Twitter – outil de réseau social et de microblogging - est au cœur de l’actualité des nouvelles technologies web 2.0 depuis maintenant un an. Qui sait d’ailleurs que Twitter veut dire “gazouiller” ou “gazouillement”…?

Utilisé par les particuliers, mais aussi dans le monde politique (on se souvient des événements en Iran reportés en direct sur Twitter, de l’annonce de certains politiques sur leurs activités, etc…), les organisations se posent aujourd’hui la question de leur usage dans un cadre professionnel.

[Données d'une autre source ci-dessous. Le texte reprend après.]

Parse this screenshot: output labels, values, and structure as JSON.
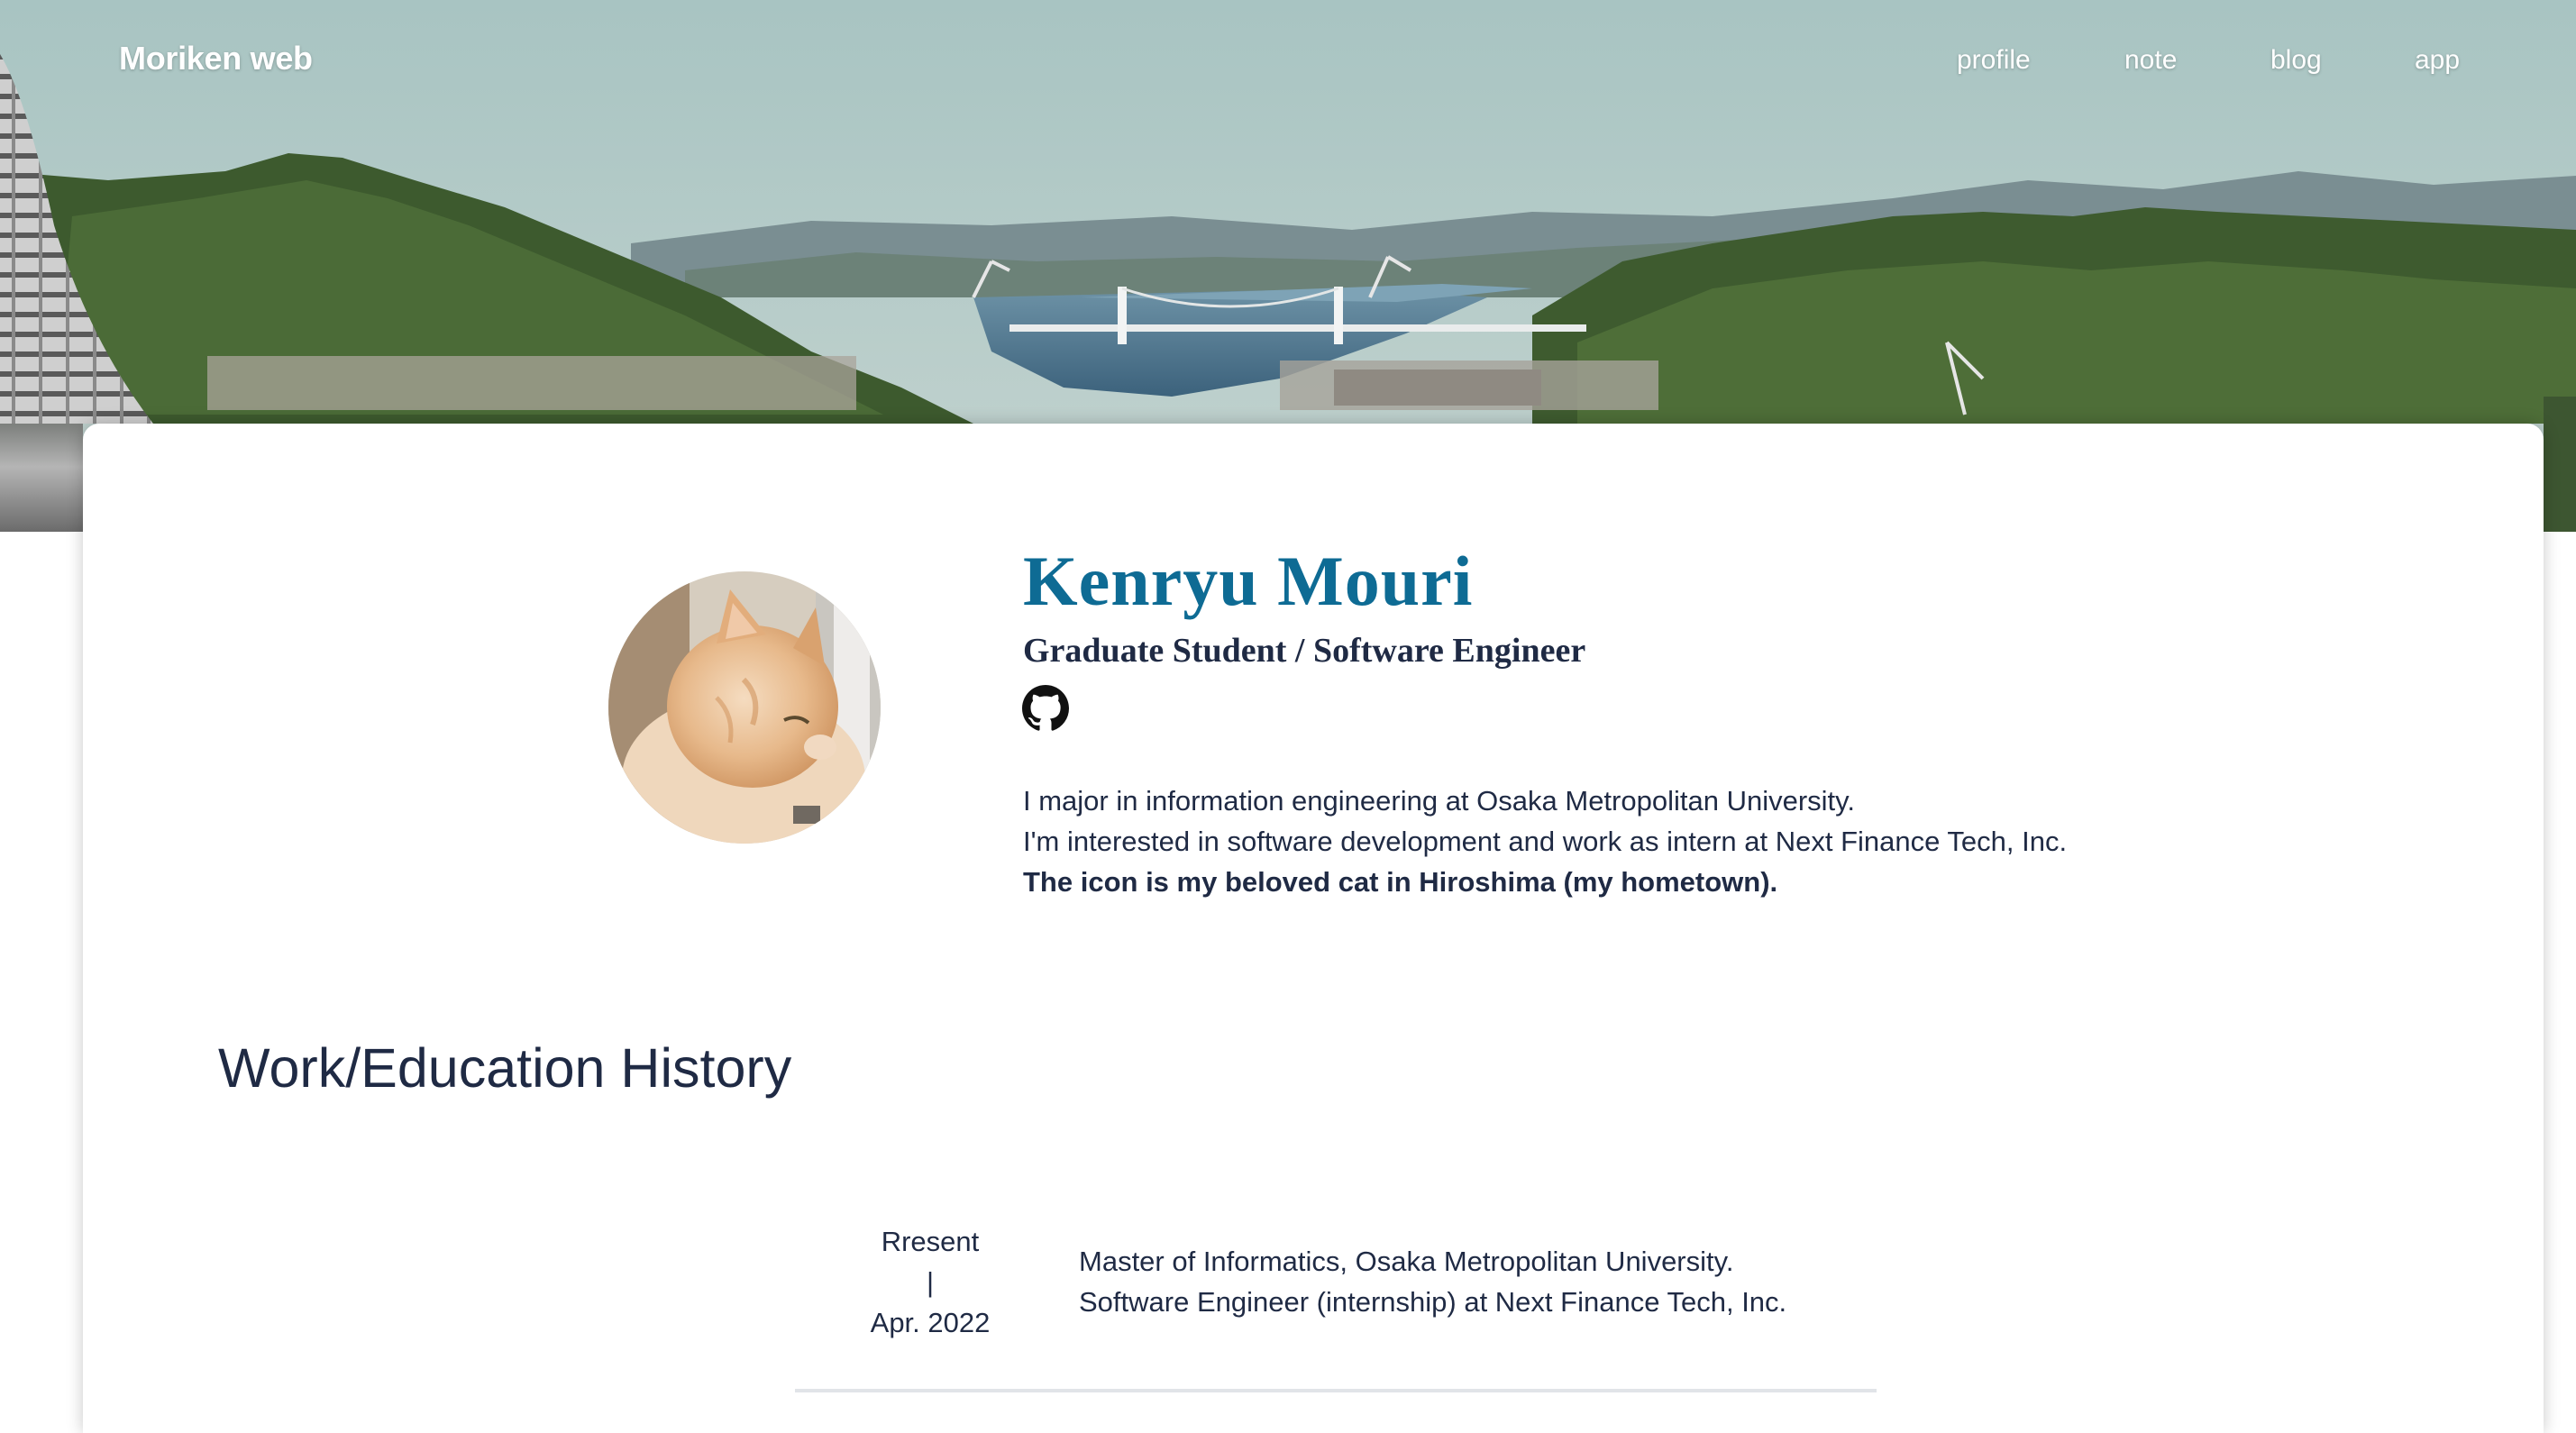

Cet outil, permettant de publier de courts fils d’information (140 caractères maximum) diffère du blog par l’impossibilité; de les commenter. Mais la question se pose sur l’utilité fondamentale de cet outil au sein des organisations.

Un sondage Ipsos montre qu’en France, Twitter est très connu, mais peu utilisé (2% des réponses), ce qui démontre un besoin d’évolution de ces usages. Dans un cadre professionnel, les utilisateurs restent également frileux à l’usage de ces technologies. Pourtant, Twitter a annoncé la prochaine sortie d’un service payant pour les professionnels, permettant d’analyser leur audience ; il s’agit d’une « couche commerciale » ajoutée au service gratuit existant.

Un autre outil, Yammer, s’adresse plus particulièrement aux professionnels et permet de protéger ses informations en demeurant dans un cadre interne, l’Intranet 2.0 ; un type d’open-space virtuel, un lieu d’échanges entre salariés, un web 2.0 d’entreprise .

L’utilisation d’outils de microblogging présente plusieurs intérêts :

  • Transmettre rapidement des messages, de l’actualité, diffuser de l’information (live blogging)

  • Faire de la veille sur son champ d’activité ou de la veille concurrentielle

  • Informer ses contacts de ses activités professionnelles

  • Créer une communauté et la mettre en avant

  • Etablir des contacts avec les professionnels, leaders d’opinion

Mais aussi des limites:

  • Le manque de profondeur des messages

  • Le flux important d’information, noyant souvent le cœur des messages et rendant leur analyse difficile

  • Le besoin de créer une communauté autour de l’individu avant de faire passer un message

  • Le faible volume de cibles touché par les messages

  • Le besoin de poster régulièrement des messages afin de maintenir une crédibilité

Certaines organisations – essentiellement aux Etats-Unis – ont mis en place l’outil (voir les cas d’usages) En France, les cas sont plus rares (L’Express, ClubMed) et concernent principalement des opérations ponctuelles, événementielles.

On voit même apparaître des évaluations annuelles comprenant de telles dimensions et naturellement des réseaux sociaux (Web 2.0…) internes à certaines organisations qui favorisent de tels échanges et fertilisations croisées… Un auteur comme Garry Hamel, évoque que ces principes sont les clés d’une innovation managériale réussie!